LevelLocationCharacter
Unittests/unit/test_*.cppsynthetic bytes/structures, one file per module
Integrationtests/integration/*_examples.cppreal files from examples/ (field data + 17 generated reference files)
Round-triptests/integration/roundtriphelper.hload → write → reload → bit-exact sample comparison
C ABItests/capi/test_capi.cstandalone C99 program, proves C linkage

Before every push: a full ctest run green locally (currently 321 tests with OSF_BUILD_C_API=ON), 0 warnings; CI additionally verifies GCC/AppleClang/MSVC with -Werror//WX.

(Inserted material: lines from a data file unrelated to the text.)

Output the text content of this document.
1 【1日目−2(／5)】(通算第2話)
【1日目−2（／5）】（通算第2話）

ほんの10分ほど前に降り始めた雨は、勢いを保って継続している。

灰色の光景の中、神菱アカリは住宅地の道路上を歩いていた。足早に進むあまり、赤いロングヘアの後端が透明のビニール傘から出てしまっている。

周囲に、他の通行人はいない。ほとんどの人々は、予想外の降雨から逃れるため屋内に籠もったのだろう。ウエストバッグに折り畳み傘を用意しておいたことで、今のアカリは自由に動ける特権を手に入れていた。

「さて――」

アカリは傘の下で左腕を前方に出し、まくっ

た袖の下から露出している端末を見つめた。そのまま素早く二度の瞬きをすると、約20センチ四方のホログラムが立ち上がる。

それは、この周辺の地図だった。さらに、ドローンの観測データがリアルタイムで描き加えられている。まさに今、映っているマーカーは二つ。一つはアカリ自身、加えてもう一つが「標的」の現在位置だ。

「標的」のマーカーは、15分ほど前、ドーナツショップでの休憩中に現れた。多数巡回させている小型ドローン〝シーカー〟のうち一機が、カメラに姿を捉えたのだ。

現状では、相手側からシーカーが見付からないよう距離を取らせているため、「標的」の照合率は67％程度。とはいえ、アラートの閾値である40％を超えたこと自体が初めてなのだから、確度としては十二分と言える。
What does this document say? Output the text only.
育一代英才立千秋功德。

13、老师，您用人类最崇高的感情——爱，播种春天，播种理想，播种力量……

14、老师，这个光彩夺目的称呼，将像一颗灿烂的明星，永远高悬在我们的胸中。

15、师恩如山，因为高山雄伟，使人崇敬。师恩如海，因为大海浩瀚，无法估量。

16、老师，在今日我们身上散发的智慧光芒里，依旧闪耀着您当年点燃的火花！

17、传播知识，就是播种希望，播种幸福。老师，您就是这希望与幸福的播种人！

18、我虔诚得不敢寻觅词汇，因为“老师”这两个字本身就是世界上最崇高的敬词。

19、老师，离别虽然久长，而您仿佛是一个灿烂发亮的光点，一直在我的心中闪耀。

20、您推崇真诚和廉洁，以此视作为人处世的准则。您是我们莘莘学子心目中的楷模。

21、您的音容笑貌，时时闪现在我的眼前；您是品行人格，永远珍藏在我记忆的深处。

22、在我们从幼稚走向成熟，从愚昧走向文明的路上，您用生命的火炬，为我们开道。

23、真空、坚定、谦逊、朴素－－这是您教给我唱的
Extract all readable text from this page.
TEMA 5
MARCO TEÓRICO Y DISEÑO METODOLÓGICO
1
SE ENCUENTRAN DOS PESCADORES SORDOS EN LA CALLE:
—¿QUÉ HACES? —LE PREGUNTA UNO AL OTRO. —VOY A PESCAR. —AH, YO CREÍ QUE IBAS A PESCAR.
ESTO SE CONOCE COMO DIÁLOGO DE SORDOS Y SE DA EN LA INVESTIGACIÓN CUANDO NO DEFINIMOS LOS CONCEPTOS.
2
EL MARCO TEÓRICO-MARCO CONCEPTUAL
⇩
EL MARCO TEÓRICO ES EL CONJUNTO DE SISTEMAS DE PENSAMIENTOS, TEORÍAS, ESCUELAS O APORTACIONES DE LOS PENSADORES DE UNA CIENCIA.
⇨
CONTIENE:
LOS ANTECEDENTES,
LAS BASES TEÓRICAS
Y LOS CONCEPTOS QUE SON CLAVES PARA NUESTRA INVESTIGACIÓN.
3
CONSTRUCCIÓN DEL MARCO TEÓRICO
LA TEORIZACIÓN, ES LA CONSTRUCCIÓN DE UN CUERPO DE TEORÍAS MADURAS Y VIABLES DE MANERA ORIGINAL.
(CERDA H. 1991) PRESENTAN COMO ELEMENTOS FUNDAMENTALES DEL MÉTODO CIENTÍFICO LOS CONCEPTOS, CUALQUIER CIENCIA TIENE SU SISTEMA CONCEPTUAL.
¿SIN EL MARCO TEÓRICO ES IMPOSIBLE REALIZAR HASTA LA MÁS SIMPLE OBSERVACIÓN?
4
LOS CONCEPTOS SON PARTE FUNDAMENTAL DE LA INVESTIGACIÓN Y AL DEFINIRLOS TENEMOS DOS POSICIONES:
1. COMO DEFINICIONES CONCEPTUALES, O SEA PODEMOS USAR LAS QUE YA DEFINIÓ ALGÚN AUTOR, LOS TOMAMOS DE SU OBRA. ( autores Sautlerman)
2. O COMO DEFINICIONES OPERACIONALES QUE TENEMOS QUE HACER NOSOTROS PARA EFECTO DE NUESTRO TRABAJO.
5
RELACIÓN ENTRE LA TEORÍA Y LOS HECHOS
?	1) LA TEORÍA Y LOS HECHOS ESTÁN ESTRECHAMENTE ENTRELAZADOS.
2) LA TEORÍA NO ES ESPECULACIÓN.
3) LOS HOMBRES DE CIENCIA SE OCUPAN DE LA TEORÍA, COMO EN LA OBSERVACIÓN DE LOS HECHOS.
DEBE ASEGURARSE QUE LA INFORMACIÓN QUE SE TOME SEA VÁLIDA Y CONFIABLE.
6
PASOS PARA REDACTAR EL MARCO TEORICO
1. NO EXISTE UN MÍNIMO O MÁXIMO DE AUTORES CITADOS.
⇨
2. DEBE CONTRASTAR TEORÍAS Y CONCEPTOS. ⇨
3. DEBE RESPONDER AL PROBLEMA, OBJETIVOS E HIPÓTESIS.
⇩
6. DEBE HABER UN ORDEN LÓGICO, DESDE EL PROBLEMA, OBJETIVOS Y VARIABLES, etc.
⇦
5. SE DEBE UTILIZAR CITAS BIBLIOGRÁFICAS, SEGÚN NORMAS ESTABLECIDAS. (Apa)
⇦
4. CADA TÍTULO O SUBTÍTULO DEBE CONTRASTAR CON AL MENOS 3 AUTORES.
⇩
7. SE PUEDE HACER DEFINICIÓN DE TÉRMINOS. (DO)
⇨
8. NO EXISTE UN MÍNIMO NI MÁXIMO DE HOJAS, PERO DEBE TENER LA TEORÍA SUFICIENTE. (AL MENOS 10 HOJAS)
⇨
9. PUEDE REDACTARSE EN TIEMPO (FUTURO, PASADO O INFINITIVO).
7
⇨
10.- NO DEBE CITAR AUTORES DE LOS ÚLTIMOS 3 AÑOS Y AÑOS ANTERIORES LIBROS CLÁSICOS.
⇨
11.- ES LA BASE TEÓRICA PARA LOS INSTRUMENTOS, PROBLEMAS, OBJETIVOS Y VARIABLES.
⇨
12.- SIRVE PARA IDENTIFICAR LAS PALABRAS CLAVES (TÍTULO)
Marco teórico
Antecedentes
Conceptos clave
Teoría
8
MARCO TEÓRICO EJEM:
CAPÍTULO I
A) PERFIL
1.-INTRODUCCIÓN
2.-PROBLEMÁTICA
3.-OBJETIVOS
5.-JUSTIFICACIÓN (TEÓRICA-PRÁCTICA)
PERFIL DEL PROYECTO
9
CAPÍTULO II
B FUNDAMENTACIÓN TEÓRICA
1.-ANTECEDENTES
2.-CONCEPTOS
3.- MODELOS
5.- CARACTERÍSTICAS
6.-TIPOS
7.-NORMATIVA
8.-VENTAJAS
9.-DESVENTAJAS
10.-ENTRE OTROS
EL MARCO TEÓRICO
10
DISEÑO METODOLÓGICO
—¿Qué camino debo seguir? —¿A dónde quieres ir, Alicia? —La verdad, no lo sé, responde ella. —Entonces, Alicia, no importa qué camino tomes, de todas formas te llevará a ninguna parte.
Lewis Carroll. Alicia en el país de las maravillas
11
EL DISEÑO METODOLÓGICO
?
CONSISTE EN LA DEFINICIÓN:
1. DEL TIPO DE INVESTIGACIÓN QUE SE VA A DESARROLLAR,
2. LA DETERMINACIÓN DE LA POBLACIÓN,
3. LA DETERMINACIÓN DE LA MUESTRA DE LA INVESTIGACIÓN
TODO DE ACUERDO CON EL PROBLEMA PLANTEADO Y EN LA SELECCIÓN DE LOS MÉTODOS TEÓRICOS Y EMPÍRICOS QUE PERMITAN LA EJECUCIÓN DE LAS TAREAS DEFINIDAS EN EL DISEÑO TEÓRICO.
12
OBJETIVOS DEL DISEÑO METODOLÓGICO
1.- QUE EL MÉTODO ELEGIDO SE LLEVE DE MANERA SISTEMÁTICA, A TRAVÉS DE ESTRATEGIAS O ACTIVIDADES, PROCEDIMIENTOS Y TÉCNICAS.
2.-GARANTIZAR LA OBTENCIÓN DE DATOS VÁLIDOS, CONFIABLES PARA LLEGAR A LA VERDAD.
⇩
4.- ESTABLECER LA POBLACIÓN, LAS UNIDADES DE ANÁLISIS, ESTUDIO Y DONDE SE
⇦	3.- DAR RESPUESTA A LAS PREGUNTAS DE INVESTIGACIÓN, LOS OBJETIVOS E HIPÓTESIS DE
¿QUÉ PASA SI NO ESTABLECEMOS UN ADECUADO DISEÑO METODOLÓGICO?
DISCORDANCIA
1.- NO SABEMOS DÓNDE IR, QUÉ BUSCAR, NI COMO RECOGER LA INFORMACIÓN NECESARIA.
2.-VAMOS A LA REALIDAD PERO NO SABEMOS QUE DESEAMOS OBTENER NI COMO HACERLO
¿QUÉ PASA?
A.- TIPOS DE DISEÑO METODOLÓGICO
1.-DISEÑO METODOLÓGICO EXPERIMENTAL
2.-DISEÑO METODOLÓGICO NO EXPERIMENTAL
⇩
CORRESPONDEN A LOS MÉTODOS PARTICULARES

Adding a new data type (checklist)

If a future spec revision adds a data type:

  1. types.h/cpp — enumerator + wire spelling in parseDataType.
  2. block.h — extend the payload variants (NumericPayload, TimestampedPayload, and RelTimestampedPayload if applicable).
  3. reader.cpp — decoder branch (sample size, payload parser).
  4. datachannel.h/cppNumericValues, flat-accessor macro, numericValuesEmptyFor.
  5. manager.cpp — extend the *PayloadDataType visitor.
  6. blockencode_p + writers — encoder instantiation, IsTimestampedNumeric specialization in both writer headers.
  7. capiosf_data_type + conversion reader if applicable.
  8. tests at every level; add reference files in the generator.

That the list is long is by design: every layer is explicitly typed, nothing is routed through void* or runtime casts.